The 500,000 ETH that had been frozen, when an alleged "novice" user accidentally deleted code in the Parity wallet rendering all Parity multi-signature wallets unusable, remain inaccessible. In current Ethereum market price, these funds equal to more than USD 280 million.
As JustCryptoNews.com has reported, on November 7, the issue concerns the second most popular Ethereum wallet, Parity. A crucial part of the software has been exploited -although by accident- rendering half a million of Ether stored in multi-signature wallets unusable.
What Multi-Signature Wallets Are
A multi-signature wallet is a smart contract designed to manage cryptocurrencies and crypto assets by multiple wallet owners. This kind of wallet has more features than ordinary wallets. For instance, it allows users to set daily withdrawal limits, vote for withdrawals, and vote for ownership changes. As a result, a multi-signature wallet offers enhanced security. If one the account of a wallet owner is compromised, owners retain control of their money.
Due to their security features, multi-signature wallets usually contain a lot of funds and are used by startups, ICOs or large organizations to prevent members or employees from stealing funds.
How The Hack Happened
Parity Technologies explained the circumstances of the exploit, saying that there was a bug in their code which allowed a user to "turn the Parity Wallet library contract into a regular multi-sig wallet and become an owner of it by calling the initWallet function." That bug was triggered on November 6, and "subsequently a user suicided the library-turned-into-wallet, wiping out the library code which in turn rendered all multi-sig contracts unusable."
The vulnerability has affected all Parity multi-signature wallets launched after July 20, 2017. On that day, Parity had been updated to close a previously discovered bug that enabled hackers to steal over $30 million of Ether from wallets.
Accident or a Hack?
A GitHub user, called devops199, took responsibility for the new exploit stressing that it was by accident. Posting on the Github issue about parity hack, the user explained he was trying random commands that managed to kill multi-sig wallets which he was not the owner. He made himself owner of the library contract (a vital piece of code, as Parity explained above) and then executed a ‘kill’ function that deleted it. As a result, all multi-sig wallets were frozen. Nevertheless, it is yet not clear that the user was not malicious.
At the moment of writing, more than 500 wallets have been reported to be affected, but their balance is unknown.
The Funds Are There - But How They Will Be Recovered?

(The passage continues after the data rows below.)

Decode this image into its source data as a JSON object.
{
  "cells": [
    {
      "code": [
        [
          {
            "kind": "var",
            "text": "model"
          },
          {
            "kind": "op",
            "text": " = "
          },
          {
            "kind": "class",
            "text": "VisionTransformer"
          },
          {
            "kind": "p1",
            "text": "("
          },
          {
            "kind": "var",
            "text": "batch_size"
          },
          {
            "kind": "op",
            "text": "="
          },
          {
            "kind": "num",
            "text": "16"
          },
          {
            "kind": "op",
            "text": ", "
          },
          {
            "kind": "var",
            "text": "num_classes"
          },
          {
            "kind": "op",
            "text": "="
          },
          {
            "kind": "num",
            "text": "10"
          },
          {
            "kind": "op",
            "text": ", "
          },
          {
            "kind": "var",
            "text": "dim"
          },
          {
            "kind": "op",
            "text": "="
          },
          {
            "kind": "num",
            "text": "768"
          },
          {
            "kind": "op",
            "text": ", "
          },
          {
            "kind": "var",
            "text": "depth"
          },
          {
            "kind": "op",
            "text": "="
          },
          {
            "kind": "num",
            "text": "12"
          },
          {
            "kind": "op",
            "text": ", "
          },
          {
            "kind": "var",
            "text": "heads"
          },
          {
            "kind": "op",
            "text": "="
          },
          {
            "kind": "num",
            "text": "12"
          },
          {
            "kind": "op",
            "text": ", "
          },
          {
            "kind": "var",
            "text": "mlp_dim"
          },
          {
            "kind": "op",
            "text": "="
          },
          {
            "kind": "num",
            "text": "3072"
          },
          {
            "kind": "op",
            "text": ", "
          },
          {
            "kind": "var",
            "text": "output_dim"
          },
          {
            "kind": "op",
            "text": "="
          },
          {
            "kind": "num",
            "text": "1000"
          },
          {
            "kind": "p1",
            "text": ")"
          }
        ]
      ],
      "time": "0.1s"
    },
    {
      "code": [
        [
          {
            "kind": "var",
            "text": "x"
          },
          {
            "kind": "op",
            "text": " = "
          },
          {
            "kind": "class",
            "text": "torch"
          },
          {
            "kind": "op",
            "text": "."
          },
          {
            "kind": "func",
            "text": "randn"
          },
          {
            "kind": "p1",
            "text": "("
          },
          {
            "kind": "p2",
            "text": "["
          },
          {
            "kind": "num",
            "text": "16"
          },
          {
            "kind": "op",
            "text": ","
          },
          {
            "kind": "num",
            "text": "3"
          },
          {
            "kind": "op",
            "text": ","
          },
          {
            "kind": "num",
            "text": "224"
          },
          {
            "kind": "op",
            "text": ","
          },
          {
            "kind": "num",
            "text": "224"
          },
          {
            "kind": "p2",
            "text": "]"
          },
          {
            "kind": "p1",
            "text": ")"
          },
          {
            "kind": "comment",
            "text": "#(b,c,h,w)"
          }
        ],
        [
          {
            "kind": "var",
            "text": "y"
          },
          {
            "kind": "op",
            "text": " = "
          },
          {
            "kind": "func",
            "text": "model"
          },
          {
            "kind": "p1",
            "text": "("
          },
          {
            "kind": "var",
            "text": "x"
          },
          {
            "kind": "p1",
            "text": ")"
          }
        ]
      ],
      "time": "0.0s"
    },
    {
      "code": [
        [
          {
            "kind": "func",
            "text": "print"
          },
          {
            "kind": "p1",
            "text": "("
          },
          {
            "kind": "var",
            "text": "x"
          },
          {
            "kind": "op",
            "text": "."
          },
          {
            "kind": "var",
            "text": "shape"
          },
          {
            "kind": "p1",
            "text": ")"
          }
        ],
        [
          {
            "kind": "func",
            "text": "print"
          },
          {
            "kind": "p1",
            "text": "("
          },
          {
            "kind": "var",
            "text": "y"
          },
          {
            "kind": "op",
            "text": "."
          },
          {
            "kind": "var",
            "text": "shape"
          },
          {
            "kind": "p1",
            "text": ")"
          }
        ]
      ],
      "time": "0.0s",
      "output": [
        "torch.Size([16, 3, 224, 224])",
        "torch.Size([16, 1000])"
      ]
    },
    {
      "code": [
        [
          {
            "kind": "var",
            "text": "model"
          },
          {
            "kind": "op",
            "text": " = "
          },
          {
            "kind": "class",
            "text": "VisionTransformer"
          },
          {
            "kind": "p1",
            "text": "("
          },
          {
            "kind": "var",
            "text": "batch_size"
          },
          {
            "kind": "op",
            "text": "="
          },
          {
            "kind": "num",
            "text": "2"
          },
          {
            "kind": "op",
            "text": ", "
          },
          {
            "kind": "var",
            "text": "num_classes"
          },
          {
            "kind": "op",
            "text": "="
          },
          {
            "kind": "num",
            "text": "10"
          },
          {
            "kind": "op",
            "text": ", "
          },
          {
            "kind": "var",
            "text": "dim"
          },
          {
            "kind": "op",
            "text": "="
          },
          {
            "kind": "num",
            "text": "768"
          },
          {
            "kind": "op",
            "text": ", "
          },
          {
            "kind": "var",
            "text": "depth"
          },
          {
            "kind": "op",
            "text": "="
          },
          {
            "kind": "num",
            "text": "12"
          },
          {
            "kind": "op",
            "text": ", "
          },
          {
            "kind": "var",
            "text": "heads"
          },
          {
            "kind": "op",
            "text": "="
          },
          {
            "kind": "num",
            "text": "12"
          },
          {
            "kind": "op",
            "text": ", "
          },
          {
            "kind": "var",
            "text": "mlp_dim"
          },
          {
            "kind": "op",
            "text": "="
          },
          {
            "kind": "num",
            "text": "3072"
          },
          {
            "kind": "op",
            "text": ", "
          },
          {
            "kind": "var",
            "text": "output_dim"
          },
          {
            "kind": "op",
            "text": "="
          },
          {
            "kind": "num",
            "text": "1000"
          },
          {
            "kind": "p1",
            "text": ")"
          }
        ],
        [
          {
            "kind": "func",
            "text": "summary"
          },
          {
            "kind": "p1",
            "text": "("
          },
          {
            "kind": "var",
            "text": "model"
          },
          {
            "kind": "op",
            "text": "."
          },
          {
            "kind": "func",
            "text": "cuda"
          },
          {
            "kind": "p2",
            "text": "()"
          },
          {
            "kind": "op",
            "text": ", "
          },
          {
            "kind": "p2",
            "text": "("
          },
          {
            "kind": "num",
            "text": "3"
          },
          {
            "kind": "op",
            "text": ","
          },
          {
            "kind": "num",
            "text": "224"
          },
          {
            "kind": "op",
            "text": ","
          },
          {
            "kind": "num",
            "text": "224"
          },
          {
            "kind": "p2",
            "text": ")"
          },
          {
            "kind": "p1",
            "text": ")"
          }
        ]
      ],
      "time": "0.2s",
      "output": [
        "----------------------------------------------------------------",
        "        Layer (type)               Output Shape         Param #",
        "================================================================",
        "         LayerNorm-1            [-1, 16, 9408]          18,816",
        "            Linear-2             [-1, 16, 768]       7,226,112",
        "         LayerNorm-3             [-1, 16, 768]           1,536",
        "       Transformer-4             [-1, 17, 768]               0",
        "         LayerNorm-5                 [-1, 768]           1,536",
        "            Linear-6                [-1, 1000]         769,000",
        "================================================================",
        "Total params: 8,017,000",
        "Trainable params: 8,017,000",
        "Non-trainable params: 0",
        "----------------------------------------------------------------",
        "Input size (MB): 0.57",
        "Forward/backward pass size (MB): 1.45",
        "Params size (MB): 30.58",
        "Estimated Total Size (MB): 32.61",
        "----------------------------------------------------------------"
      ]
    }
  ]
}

The funds inside these multi-sig wallets are untouched, but at the same time they are inaccessible. And it seems improbable that a solution will be found soon.
On a recent update, Parity Technologies said that its developers are working full-time on the issue:
On the linked announcment, the company points out that "it is too early to decide on a fixed solution" but mentions a solution devised earlier by Ethereum's Vitalik Buterin (EIP156). According to Parity Tech that Buterin's method "has been discussed for a significant time and has drawn support from various directions in the community". As expected, Parity states that:
"The team is working on a broadly accepted solution that will unblock the funds."
But the reality is that a solution has not been published yet.
Parity has also issued a statement warning users not to create multi-signature wallets:
"We are advising users not to deploy any further multi-sig wallets until the issue has been resolved , and to not send any ether to wallets that have been deployed and are in use already. "
Hard Fork or Not?
At the same time, a lot of speculation is going on as to whether a hard fork is required or not to fix the problem. Some have suggested that a hard fork is indeed the only way to fix the problem. This is because Ethereum smart contracts are immutable and there is no provision to recreate code.
Martin Holst Swende, head of security for the Ethereum Foundation, confirmed that a hard fork of the Ethereum blockchain is required. He sait that there is “no way to recreate the code without a hard fork” and emphasized that “any solution which makes the locked funds accessible requires a hard fork."
However, the community seems divided on the issue as a lot of users are opposing yet another hard fork.
Parity Reputation Damaged
The reputation of Parity suffered a lot from the new exploit. It had only been six months since the last hack in July, and the new exploit is even more severe than the last one. Add to that the fact that the exploit was made possible due to yet another "issue" on the library contract (Parity's own code) and you get the picture.
Let's hope it will all end soon and Parity will emerge stronger than before.